As if that wasn’t enough of a tragic story, there was another which was set on the stage of St. Lawrence. On February 15, 1942, the supply ship, U.S.S. Pollux and destroyer escorts, Wilkes and Truxton, sailed from the U.S. for the American Naval Base at Argentia, Newfoundland. The battle of the Atlantic was in its fourth year, German U boats had sunk hundreds of Allied Ships bound for Britain with supplies. Convoys sailed under blackout conditions and radio silence, communicating by signal lamp. Navigation was by dead reckoning – estimating position and time, speed and heading. Wilkes, the only ship with radar, expected to detect landfall at about 20 miles. Radar, then in its infancy, was understood by few and required frequent maintenance. Ice and weather conditions affected accuracy and reduced its maximum range of 30 miles. Predawn, February 18th, found the convoy battling high southeast winds in heavy seas, snow and sleet. At 4:09 a.m., in darkness and zero visibility, Wilkes ran aground at Lawn Head. Radar had failed to provide timely or accurate bearings. A minute later, the Truxton grounded at Chambers Cove; 8 minutes later, Pollux also grounded at Lawn Head.

After three hours, Wilkes was refloated. Heavy surf and the icy shore battered Pollux and Truxton to pieces. 203 died and 186 survived, largely due to the heroism displayed by the people of St. Lawrence and the neighboring communities, who braved the hurricane like conditions to drag the seamen out of the ocean and up the tall, ragged cliffs. The men were cared for by the villagers until they were able to return to the U.S. In appreciation for their care, the U. S. Government built a fully equipped hospital for the city of St. Lawrence, completed in 1956.

We were so enthralled with this story, we asked the museum where the cove was and if it was accessible. The lady gave us a map and indicated we’d have to hike back to see it but that it wasn’t too far. So we headed out. McKenzie came along with us and we must say that the hike alone was worth it. We saw beautiful views of the ocean waves beating up against the boulders and George and McKenzie found a little walkway down on the beach through the boulders.

As we walked on further, we found some story boards that told us some additional information. A few of the sailors managed to climb up the cliffs and found a fisherman’s shack that was used to store hay. The first survivors, frozen and exhausted from the icy, crude-infested waters, hurricane force winds and sub zero temperatures found refuge in the hayshack.
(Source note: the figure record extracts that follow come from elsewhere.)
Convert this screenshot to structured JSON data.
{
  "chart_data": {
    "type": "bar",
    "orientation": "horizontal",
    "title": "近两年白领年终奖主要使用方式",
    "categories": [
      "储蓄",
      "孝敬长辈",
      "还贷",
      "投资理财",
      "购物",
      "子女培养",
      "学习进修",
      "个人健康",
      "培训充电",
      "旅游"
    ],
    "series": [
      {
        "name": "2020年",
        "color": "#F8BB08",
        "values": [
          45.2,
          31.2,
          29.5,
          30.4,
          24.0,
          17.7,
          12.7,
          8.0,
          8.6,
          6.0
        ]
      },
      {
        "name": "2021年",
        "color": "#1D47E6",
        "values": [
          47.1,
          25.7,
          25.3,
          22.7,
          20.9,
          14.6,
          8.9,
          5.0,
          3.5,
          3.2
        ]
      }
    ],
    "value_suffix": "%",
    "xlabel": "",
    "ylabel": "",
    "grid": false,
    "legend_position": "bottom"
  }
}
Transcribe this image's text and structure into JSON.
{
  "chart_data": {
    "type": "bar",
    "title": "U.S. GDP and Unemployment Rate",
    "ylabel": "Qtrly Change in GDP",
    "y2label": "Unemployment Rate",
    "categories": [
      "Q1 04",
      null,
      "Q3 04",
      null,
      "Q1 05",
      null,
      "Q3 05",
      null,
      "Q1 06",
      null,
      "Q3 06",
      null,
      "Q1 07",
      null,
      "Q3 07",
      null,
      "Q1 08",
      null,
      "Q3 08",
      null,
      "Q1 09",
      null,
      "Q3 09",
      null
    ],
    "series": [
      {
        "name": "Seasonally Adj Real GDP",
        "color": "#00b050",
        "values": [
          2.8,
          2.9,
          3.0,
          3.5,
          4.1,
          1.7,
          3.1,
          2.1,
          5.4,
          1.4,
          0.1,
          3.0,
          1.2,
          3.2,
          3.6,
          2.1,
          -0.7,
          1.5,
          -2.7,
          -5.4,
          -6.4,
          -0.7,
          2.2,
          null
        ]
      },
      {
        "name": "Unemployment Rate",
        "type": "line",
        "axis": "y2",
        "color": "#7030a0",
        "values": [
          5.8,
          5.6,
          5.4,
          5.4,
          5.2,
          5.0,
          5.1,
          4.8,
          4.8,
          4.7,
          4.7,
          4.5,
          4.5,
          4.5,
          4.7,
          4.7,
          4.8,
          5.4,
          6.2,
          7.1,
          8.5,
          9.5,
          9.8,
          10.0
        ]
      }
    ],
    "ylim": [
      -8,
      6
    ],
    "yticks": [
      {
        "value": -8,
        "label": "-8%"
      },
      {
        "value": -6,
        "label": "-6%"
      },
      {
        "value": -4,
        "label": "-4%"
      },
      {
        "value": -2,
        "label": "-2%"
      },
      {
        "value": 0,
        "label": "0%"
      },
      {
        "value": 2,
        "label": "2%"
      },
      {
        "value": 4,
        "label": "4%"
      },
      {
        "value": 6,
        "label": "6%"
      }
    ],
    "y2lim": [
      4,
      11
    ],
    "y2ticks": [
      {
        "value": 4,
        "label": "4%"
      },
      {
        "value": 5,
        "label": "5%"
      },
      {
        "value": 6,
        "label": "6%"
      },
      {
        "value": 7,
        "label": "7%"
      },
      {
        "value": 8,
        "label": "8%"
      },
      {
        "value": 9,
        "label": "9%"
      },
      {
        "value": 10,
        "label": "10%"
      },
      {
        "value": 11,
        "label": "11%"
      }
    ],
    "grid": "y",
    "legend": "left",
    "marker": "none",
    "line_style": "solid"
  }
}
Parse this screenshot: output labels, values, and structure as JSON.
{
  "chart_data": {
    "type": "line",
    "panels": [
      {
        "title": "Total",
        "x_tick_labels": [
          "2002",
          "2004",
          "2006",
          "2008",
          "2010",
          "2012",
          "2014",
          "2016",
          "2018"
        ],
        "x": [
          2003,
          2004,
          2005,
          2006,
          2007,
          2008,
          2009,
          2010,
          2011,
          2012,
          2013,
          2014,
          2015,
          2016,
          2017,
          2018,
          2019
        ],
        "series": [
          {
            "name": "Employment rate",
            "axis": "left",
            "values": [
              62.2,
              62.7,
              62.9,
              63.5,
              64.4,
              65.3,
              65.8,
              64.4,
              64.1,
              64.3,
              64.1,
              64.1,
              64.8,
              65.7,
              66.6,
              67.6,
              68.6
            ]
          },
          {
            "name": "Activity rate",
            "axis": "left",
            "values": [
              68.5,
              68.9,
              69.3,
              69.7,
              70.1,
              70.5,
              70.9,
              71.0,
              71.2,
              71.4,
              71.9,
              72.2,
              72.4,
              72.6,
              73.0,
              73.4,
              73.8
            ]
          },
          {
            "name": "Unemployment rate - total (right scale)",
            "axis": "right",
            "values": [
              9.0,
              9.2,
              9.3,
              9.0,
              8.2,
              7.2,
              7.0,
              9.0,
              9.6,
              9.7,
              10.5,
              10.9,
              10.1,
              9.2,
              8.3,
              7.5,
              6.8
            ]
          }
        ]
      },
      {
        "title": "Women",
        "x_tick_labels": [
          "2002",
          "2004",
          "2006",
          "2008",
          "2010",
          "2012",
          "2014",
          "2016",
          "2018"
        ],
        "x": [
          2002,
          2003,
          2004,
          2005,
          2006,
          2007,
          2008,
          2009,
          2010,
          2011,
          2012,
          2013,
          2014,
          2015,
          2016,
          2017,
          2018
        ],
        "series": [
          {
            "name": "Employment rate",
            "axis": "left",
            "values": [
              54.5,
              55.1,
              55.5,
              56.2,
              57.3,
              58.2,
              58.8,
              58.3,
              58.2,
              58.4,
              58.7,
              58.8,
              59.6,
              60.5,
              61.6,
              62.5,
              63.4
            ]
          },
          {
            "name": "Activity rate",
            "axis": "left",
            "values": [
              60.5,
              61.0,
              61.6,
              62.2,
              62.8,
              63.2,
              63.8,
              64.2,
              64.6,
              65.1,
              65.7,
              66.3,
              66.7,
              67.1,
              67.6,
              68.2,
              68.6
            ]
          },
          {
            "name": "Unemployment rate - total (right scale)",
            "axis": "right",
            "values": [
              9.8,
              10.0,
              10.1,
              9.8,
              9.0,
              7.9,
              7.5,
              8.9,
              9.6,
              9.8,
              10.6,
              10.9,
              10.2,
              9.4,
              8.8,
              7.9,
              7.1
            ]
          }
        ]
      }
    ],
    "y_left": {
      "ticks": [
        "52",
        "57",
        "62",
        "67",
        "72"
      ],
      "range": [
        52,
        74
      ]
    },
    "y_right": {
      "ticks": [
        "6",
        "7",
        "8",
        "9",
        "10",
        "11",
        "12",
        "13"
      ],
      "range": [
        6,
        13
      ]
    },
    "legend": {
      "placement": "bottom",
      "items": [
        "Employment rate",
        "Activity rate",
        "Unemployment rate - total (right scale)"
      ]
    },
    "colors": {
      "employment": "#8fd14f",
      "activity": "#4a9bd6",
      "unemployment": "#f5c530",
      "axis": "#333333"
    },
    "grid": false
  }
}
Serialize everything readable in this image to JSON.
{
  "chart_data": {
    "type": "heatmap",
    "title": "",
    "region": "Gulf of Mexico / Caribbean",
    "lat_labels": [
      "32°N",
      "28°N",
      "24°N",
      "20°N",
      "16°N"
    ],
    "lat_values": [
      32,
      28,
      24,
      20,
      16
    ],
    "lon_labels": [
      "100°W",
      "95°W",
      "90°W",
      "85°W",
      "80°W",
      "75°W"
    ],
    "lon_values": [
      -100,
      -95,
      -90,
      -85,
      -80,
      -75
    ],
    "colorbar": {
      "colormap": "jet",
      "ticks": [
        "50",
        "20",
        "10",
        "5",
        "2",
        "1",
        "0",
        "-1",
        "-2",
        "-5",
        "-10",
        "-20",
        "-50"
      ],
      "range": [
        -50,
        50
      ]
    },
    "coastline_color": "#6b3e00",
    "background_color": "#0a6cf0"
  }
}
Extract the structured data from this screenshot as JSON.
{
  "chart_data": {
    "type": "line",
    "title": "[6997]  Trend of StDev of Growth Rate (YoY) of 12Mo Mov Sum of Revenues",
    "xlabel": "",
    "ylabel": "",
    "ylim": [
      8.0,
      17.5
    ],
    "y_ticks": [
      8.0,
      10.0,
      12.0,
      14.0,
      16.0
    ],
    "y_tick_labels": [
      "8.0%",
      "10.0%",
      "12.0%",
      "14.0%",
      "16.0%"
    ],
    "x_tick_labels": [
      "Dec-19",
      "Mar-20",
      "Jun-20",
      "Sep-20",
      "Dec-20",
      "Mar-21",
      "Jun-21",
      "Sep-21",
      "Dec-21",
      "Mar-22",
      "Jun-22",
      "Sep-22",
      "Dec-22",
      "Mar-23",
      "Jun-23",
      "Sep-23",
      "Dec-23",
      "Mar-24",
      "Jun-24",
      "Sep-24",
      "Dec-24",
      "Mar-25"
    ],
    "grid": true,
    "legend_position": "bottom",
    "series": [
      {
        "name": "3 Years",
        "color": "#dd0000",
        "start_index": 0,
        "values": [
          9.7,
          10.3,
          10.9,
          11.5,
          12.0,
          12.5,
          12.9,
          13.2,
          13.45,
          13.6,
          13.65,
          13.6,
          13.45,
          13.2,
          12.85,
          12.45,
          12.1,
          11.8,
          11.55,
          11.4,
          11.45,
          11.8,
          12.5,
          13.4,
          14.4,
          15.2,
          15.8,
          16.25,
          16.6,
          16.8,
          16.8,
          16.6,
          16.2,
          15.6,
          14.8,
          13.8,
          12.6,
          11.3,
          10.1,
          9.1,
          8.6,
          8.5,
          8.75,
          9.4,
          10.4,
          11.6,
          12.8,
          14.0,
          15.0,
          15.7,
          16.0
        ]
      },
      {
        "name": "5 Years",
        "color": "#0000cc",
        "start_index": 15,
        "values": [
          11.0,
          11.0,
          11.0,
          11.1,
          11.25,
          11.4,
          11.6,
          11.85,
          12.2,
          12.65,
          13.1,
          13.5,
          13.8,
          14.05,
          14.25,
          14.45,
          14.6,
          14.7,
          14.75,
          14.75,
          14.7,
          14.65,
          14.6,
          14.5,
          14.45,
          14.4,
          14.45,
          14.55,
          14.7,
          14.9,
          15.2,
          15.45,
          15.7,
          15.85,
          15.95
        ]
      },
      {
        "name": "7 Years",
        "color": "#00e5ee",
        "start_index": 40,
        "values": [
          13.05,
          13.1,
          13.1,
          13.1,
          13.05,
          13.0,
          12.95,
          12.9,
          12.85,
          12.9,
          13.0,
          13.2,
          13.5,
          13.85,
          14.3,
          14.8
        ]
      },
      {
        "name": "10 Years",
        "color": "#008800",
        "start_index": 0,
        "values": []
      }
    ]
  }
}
One of the men headed out to seek help and ended up at the mines where the townspeople immediately rallied, sent word to nearby communities, set up a makeshift hospital and rushed back to the cove to start the rescue operation. Note the dark areas on the shack. These were made when the sailors slid down the icy hill and tar from their crude oil saturated clothes spattered on the sides of the hayshack.


When looking at the site where the ships ran aground, it makes you wonder how anyone could have managed to scale these tall cliffs.

On the way back into town, we noticed a group of boats situated out in the middle of the harbor. We weren’t sure what they were doing but we thought it might be some of the local men who wanted to get away from their wives for a bit for a little nip. We didn’t see any bars or pubs in the village, so this seemed like a good idea.

Another site in St. Lawrence was the umbrella tree. No one seems to know why it has grown this way, but it provides a neat place for a picnic.

The last stop was at the Echoes of Valour which was dedicated to victims of the mining industry in St. Lawrence and to the sailors who tragically died in the U.S.S. Truxton and U.S.S. Pollux disaster on February 18, 1942 at Chambers Cove and Lawn Head and to the remembrance of the valiant men who fought and died in the World Wars.

This pretty much completes our tour of the Heritage Run Trail on the Burin Peninsula. Tomorrow we will head over to the Discovery Trail on the Bonavista Peninsula to see what we run into there.